Treasury officials discuss SLR’s impact on $29 trillion Treasuries market

Published 15/04/2025, 15:00
© Reuters.

Investing.com -- Deputy Treasury Secretary Michael Faulkender announced on Tuesday that officials are currently discussing the effects of the supplementary leverage ratio (SLR) on the $29 trillion Treasuries market. The discussions are focused on understanding the extent to which the SLR could be binding during periods of market stress.

Faulkender made these comments at an Investment Company Institute event in Washington. He emphasized that the ongoing investigation is aimed at assessing whether the SLR could unnecessarily limit the Treasuries market’s capacity during periods of heightened stress.

The SLR is a regulatory measure that requires financial institutions to maintain a certain level of capital reserves against their positions in Treasuries. Its applicability to the Treasuries market was temporarily suspended by the Federal Reserve during the Covid crisis, but it has since been reinstated.

Several market participants have expressed concern that the use of the SLR could diminish the capacity of major dealers to engage in market-making, thereby negatively affecting liquidity.
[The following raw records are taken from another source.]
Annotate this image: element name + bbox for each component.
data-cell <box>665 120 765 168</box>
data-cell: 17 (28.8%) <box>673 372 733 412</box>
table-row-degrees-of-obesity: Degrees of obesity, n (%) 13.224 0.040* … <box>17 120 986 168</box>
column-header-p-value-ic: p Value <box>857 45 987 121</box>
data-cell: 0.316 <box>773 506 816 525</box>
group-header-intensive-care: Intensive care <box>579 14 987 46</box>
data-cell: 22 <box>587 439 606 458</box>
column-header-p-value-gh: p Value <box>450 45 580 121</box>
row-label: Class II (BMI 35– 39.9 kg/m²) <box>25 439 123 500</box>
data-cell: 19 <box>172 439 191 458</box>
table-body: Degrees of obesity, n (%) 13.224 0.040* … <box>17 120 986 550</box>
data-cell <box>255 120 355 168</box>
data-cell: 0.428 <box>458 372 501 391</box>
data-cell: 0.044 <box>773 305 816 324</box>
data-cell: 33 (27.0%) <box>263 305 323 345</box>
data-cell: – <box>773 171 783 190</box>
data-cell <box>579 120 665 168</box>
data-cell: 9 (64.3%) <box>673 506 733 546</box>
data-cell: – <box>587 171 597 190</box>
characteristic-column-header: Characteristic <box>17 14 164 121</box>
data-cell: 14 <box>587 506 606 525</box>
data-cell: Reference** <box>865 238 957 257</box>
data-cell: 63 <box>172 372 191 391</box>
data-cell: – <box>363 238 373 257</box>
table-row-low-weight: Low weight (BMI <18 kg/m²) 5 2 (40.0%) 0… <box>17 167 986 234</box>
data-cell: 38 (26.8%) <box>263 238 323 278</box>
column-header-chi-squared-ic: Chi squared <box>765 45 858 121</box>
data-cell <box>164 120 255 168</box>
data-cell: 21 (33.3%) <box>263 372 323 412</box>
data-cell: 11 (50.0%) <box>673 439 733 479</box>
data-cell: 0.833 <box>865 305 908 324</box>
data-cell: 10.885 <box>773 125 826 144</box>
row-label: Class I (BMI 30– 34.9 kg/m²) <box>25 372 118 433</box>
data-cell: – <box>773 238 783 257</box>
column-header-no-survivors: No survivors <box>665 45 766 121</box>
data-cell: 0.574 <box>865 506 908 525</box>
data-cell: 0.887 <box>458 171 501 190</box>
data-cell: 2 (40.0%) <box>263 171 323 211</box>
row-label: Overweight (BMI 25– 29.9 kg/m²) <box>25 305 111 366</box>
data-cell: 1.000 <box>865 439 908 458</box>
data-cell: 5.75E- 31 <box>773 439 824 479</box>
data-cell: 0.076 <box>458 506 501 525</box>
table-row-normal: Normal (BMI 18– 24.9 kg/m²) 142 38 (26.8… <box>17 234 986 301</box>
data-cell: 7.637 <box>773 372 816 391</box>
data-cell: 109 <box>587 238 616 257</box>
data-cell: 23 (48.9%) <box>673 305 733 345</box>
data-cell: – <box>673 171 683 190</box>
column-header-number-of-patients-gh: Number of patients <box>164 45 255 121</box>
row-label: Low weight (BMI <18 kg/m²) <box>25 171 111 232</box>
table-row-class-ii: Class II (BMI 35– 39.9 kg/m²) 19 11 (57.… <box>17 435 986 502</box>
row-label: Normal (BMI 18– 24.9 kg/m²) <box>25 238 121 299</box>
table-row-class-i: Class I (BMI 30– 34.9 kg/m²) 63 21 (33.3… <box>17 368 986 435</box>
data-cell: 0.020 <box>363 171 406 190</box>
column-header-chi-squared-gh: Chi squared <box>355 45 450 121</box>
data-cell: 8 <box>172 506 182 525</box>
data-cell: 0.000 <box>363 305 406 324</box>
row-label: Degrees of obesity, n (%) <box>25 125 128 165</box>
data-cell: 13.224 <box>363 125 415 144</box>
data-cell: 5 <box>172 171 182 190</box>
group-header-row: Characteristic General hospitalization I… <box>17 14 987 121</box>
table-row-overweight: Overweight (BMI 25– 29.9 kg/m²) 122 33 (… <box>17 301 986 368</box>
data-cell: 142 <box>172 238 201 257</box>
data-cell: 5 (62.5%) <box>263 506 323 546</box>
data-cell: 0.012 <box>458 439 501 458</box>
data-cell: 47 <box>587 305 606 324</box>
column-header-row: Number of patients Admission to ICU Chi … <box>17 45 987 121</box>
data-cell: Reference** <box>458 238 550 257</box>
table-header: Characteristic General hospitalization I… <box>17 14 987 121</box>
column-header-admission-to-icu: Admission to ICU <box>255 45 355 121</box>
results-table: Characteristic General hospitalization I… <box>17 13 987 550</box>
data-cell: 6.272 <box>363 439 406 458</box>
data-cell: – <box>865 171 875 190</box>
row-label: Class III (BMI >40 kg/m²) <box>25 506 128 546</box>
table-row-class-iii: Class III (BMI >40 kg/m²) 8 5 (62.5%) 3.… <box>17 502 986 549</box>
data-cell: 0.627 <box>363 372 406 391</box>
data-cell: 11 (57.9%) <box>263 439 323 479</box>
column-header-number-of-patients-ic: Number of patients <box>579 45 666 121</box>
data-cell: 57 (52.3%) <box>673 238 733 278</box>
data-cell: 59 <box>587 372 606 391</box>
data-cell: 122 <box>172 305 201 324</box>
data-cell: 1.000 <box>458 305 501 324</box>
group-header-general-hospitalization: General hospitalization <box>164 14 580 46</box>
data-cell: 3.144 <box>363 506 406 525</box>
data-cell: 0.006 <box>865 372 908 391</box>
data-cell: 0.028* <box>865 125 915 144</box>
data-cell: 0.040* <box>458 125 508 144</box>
Faulkender’s comments indicate that these concerns are being taken into consideration by the Treasury.

Faulkender stated, "The question that we continue to ask ourselves is, in times of market volatility, or if there were to be a stress event, do we have adequate liquidity coming into the system." He further suggested that if the SLR is found to be unnecessarily binding during times of stress, officials might explore ways to increase the bond market’s capacity to handle large volume days.